A proposito di Franco
Un documentario che vuole rendere omaggio e forse anche giustizia, in un certo senso, a uno dei protagonisti di una delle nostre migliori stagioni cinematografiche
Ancora poco studiata, forse non del tutto compresa, l’opera di Franco Indovina è di fatto un tassello non irrilevante della filmografia italiana degli anni Sessanta. L’autore lavorò con i migliori attori dell’epoca – Alberto Sordi, Ugo Tognazzi, Vittorio Gassman, Marcello Mastroianni e anche Carmelo Bene – cimentandosi con poliedricità in territori diversi, esplorando un registro che andava dalla commedia al dramma passando attraverso l’onirico e il surreale – Lo Scatenato, 1968 – e anomale rievocazioni storiche – Tre nel mille, 1970.

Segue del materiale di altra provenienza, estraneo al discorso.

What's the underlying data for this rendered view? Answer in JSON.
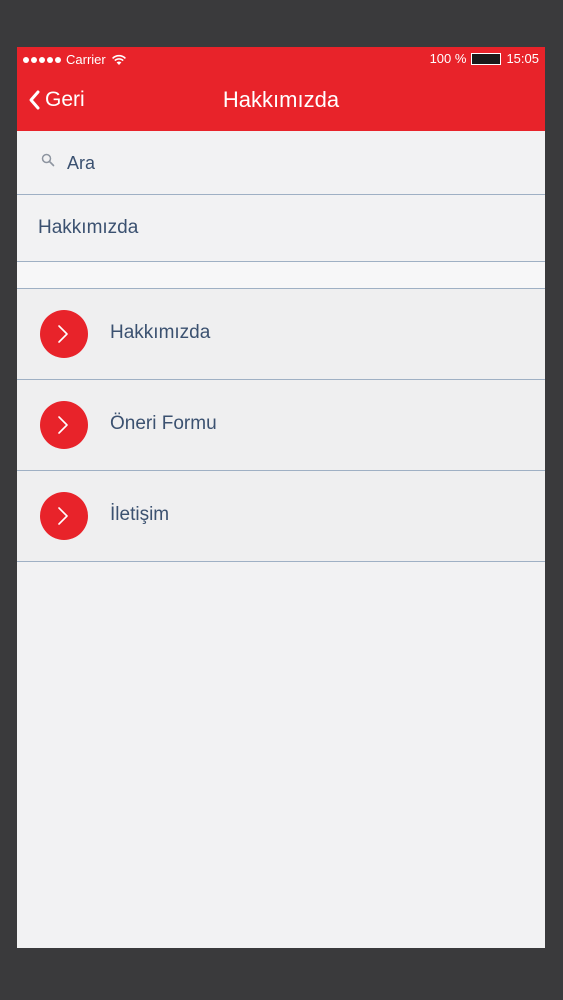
{
  "status_bar": {
    "carrier": "Carrier",
    "battery": "100 %",
    "time": "15:05"
  },
  "nav": {
    "back_label": "Geri",
    "title": "Hakkımızda"
  },
  "search": {
    "placeholder": "Ara"
  },
  "section": {
    "header": "Hakkımızda"
  },
  "list": {
    "items": [
      {
        "label": "Hakkımızda",
        "icon": "chevron-right-icon"
      },
      {
        "label": "Öneri Formu",
        "icon": "chevron-right-icon"
      },
      {
        "label": "İletişim",
        "icon": "chevron-right-icon"
      }
    ]
  },
  "colors": {
    "accent": "#e8232a",
    "text": "#3b5170",
    "divider": "#9fb0c4",
    "background": "#f2f2f3"
  }
}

Ma il suo percorso inizia al teatro, dove fu assistente del grande Luchino Visconti, per proseguire poi con un importante periodo di formazione come aiuto regista cinematografico al fianco di autori della levatura di Francesco Rosi (per il quale lavora a Salvatore Giuliano), Michelangelo Antonioni (che affianca in ben tre film: L’avventura, La notte e L’eclisse), e Vittorio De Sica (con Matrimonio all’italiana).
Il regista Gaetano Di Lorenzo ha alle spalle parecchi titoli fra corti e documentari, sempre premiati e accolti positivamente - ricordiamo la retrospettiva dedicatagli al Museo del Cinema di Torino nel 2010, poi proiettata anche a Parigi – quando arriva a girare A proposito di Franco, film selezionato al Via Emili@DocFest - Festival del documentario on line. Alternando numerose interviste, filmati di repertorio e qualche brano di fiction che ricostruisce eventi reali, il documentario ripercorre cronologicamente la vita e – soprattutto – l’opera di Indovina, siciliano come Di Lorenzo. Attraverso le parole di Francesco Rosi, di Ennio Morricone, della figlia (e attrice) Lorenza Indovina viene fuori l’immagine piuttosto nitida di un uomo brillante, di un regista in perenne movimento, di un padre (piuttosto assente sembrerebbe) sempre desiderato e assieme profondamente stimato.
Marco Giusti ed Emiliano Morreale offrono uno sguardo critico su corpus filmico numericamente ristretto e tuttavia interessante: per le visioni già imbevute di pop-art nel divertente Lo Scatenato, dove Gassman è un attore di pubblicità curiosamente perseguitato da animali di ogni sorta, fino all’anomalo Medioevo di Tre nel mille, opera che nasce per la televisione e che Ingmar Bergman ammirò a tal punto da voler presentare lui stesso le varie puntate che andarono in onda in Svezia. Produttori, costumisti scenografi e montatori ricordano ognuno a proprio modo la figura di Indovina, dentro e fuori dal set, senza dimenticare la sua relazione con la principessa persiana Soraya, poi diva del jet set, che il regista conobbe dirigendo il suo primo film: l’episodio Latin Lover, dal lungometraggio I tre volti, nel quale a una Soraya neo-attrice si affiancava il navigato Alberto Sordi.
Infine, i giornalisti Francesco Terracina e Lucio Galluzzo rievocano il luttuoso disastro del volo Alitalia 112, l’indimenticata tragedia a causa della quale nel 1972 Indovina - a soli quaranta anni - trovò la morte assieme a più di cento persone.
Un documentario ricco di parole e di immagini, che vuole rendere omaggio e forse anche giustizia, in un certo senso, a uno dei protagonisti di una delle nostre migliori stagioni cinematografiche; una riflessione che oscilla tra privato e pubblico, e a tratti trasuda – ma in modo mai spiacevole – di malinconia, perché in questo riuscito ritratto di Indovina, scomparso così presto, si vuole esprimere anche un senso di mancanza e di perdita tanto per l’uomo quanto per il regista, il cui percorso artistico si sospende dopo solo sei film con una inaspettata, definitiva interruzione. Di Lorenzo esorcizza allora questa dolorosa assenza mutandola come per incanto in presenza attraverso il potere evocativo delle immagini: quelle del suo documentario e quelle del cinema di Indovina.